HSP-70 and heat shock proteins in general, have caught the attention of researchers for acting typically as immunodominant antigens eliciting strong humoral responses as major targets of host immune responses, suggesting them out as possible candidates for antiparasitic, allergic and autoimmune diseases treatments [61,62]. The HSP70 is amongst the most highly abundant protein identified in egg secretions of S. mansoni and H. polygyrus [17,60], and also heavily represented in E. caproni, F. hepatica, H. polygyrus, Schistosoma bovis, T. trichiura, T. britovi and Zygocotyle lunata adult worms extract [14,31,41,44,63,64]. Others have reported on their immunogenicity linked to stimulation of IgG and IgM responses [39,65,66] and they have been suggested as possible vaccine targets [67].
PCHTP-2 was identified as a strong immunogen of Trichinella pseudospiralis adult secretome [68]. Another protein of the same family, Poly-cysteine and histidine-tailed metalloprotein, implicated in metal storage and/or transport, was the first member of the nematode poly-cysteine protein family described in T. spiralis. Since these proteins are unique for parasites of the Superfamily Trichinelloidea their potential applications in diagnostics and treatment could be exploited in the future [69]. Bancroft [38] hypothesized that the unique structural features of this protein allow binding to IL-13 which is considered the key effector cytokine responsible for T. muris expulsion, able to inhibit IL-13 function both in vitro and in vivo.

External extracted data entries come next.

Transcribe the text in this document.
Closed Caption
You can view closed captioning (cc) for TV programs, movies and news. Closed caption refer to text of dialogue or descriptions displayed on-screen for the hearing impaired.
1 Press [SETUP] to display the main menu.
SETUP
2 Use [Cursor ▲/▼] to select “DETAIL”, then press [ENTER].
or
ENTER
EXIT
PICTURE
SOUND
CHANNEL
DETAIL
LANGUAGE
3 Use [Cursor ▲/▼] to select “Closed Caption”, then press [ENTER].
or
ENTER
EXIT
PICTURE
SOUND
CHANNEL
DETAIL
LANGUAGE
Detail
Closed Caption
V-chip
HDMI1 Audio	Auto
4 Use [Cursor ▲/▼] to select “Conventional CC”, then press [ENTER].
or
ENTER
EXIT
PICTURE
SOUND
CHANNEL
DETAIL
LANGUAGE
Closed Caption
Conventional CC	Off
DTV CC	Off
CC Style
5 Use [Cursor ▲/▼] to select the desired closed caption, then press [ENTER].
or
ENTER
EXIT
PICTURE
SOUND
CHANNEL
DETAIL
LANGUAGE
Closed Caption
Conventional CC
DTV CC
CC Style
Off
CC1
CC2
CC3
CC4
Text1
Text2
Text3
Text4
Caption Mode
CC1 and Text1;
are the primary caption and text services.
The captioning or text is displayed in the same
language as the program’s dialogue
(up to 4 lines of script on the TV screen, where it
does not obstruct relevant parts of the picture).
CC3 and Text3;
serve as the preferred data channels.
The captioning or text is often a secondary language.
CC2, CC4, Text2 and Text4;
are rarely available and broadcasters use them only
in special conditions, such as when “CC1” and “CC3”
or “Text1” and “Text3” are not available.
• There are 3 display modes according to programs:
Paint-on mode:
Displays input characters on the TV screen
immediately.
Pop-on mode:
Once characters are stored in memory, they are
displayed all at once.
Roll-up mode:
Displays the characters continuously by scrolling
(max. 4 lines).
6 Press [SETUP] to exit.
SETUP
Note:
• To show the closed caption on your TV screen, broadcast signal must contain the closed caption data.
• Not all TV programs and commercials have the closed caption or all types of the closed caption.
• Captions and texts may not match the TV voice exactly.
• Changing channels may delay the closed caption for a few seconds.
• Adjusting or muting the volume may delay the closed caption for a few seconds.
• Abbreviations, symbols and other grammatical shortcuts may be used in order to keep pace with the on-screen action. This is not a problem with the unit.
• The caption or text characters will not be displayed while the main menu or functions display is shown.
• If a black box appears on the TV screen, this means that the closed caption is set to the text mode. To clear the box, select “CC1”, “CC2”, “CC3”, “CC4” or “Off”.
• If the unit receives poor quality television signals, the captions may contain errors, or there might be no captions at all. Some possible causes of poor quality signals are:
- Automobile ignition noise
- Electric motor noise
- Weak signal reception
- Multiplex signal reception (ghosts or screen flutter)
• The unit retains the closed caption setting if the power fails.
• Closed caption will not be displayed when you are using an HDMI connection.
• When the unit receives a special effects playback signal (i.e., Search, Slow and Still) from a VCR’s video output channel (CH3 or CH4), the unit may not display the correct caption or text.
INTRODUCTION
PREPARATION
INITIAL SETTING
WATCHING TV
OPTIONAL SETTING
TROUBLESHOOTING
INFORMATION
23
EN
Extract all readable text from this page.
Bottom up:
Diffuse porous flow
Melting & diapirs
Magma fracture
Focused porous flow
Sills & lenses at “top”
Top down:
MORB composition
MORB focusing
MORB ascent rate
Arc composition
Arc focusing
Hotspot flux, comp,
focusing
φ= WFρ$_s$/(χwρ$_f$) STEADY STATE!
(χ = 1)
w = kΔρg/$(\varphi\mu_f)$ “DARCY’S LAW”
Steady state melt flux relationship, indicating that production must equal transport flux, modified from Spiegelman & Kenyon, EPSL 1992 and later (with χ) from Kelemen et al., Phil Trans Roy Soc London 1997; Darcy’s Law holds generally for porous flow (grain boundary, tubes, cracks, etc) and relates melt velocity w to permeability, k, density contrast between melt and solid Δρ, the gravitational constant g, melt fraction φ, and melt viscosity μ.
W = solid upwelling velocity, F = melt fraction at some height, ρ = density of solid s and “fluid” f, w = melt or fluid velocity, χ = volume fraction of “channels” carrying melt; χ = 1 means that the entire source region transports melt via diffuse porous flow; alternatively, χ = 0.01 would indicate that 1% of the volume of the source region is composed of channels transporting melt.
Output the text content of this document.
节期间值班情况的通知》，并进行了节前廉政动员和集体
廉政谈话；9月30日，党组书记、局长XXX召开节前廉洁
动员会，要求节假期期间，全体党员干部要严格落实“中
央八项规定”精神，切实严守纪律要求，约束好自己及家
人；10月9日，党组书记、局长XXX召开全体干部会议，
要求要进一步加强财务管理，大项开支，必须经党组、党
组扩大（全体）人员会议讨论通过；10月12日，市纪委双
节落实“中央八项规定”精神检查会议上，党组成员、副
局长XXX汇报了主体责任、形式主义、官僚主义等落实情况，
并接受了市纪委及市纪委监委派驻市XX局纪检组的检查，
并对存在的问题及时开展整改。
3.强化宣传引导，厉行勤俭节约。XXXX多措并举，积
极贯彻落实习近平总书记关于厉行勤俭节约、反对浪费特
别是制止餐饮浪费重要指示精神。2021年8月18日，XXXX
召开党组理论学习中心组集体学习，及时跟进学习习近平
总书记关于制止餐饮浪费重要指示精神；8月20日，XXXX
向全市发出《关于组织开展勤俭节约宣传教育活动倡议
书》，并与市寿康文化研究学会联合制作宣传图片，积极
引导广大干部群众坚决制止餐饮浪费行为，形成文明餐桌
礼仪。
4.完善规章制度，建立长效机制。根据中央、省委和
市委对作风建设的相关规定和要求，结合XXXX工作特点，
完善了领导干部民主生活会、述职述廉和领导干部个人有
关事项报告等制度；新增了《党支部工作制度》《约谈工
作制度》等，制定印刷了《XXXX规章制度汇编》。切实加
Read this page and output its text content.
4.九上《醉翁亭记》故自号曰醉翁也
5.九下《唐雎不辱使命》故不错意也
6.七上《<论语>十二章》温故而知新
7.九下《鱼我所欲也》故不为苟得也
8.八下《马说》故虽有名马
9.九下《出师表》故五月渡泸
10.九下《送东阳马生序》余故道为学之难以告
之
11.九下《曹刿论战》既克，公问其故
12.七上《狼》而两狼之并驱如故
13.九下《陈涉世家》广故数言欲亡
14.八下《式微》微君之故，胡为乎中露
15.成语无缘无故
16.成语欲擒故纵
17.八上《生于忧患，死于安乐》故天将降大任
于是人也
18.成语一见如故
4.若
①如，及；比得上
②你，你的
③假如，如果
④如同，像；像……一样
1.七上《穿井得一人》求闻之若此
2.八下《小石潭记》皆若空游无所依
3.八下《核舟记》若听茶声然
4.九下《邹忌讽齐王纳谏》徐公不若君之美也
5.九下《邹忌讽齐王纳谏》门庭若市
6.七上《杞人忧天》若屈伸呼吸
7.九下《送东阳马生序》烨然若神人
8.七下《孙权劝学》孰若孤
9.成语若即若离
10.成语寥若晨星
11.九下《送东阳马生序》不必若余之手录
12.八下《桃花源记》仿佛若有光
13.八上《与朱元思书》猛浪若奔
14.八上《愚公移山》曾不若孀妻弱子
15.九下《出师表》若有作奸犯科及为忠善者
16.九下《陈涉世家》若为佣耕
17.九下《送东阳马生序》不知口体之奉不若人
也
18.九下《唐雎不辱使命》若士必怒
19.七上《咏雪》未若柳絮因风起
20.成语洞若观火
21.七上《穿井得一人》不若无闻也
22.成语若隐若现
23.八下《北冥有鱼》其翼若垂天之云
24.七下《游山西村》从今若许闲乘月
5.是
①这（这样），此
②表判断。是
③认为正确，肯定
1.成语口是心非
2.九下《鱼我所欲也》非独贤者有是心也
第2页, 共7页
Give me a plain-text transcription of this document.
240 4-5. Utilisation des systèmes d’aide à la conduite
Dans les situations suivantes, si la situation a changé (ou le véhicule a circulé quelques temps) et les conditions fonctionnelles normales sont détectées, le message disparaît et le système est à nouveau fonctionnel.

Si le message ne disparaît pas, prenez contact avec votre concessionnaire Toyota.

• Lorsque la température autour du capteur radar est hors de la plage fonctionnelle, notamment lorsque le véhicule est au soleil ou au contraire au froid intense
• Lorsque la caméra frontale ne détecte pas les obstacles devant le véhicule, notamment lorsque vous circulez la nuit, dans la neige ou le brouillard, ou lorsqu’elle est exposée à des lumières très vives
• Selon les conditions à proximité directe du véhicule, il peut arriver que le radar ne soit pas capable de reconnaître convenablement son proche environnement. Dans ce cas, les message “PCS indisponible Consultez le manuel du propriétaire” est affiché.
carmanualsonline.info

Certain glycolytic enzymes, Enolase and GAPDH, have been identified as inmunoactive components of the Trichuris egg proteome. Both of them are present in the surface of helminths interacting with the host surface. Furthermore, Enolase plays an important role in fibrinolysis and degradation of the intracellular matrix through the activation of plasminogen, which may induce plasmin-mediated proteolysis and facilitate the invasion, migration and fixation in the host [15,17,29,42]. In T. spiralis [39] and T. britovi [31] this enzyme has been confirmed as immunodominant suggesting that it may assist in tissue migration of the larvae. Enolase and heat shock proteins have also been classified as exosome markers [37,70]. Likewise, GAPDH has been previously linked to fibronectin, laminin, entactin and collagen binding [71]. Cass and collaborators [17] suggested that in the case of S. mansoni this protein could be involved in the attachment of the eggs to host tissues or aid the passage of live eggs across host tissues to the external environment.
The present study seeks to identify and characterize the soluble extracts of T. trichiura eggs by proteomic and immunoproteomic approaches. The T. trichiura life cycle inside the host starts with the egg hatching and the release of the larva, this period of time remains as an undiagnosed stage, while the proteins described here are directly exposed to the immune system, and as we demonstrate herein, can elicit anti-Trichuris antibodies by the host.